CBA paid a final dividend of $2.40 a share on 28 September and an interim dividend of $2.15 a share on 28 March. That works out to a full-year passive income payout of $4.55.
At the recent CBA share price of $114.54, the big four bank stock trades on a fully franked trailing yield of 4%.
Now, some analysts are forecasting bank shares may come under selling pressure over the coming months.
That may or may not eventuate. But in the long term, I think Australia's largest bank forms a strong foundation in our income portfolio.
Which brings us to the third ASX dividend share I'd buy now to form the foundation of a long-term passive income portfolio, Woolworths Group Ltd (ASX: WOW).
The ASX 200 supermarket giant has been trading at what I believe is a discount since shares took a nosedive on 21 February. That was spurred by the unexpected departure of long-term CEO Brad Banducci.

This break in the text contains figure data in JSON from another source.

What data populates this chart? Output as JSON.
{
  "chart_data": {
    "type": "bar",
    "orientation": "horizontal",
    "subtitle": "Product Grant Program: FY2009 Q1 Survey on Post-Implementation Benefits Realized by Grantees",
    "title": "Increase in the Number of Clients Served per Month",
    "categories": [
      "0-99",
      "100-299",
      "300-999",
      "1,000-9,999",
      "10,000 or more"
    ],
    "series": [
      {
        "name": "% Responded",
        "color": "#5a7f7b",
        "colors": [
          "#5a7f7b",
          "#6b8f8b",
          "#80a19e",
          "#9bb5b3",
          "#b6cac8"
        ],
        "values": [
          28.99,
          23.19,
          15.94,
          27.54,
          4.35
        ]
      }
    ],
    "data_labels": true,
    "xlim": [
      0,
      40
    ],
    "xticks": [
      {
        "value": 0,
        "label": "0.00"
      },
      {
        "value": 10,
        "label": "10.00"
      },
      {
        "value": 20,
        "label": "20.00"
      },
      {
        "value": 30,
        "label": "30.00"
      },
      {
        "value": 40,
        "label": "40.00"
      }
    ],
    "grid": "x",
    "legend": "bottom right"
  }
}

Longer-term, Woolworths looks well-placed to continue capitalising on Australia's growing population and increasing consumer wealth.
As for that passive income, over the past 12 months, this ASX dividend gem paid a final dividend of 58 cents a share on 27 September and an interim dividend of 47 cents a share on 11 April. This comes out to a full-year payout of $1.05 a share.
At the recent Woolworths share price of $31.90, Woolies shares trade on a fully franked trailing yield of 3.3%.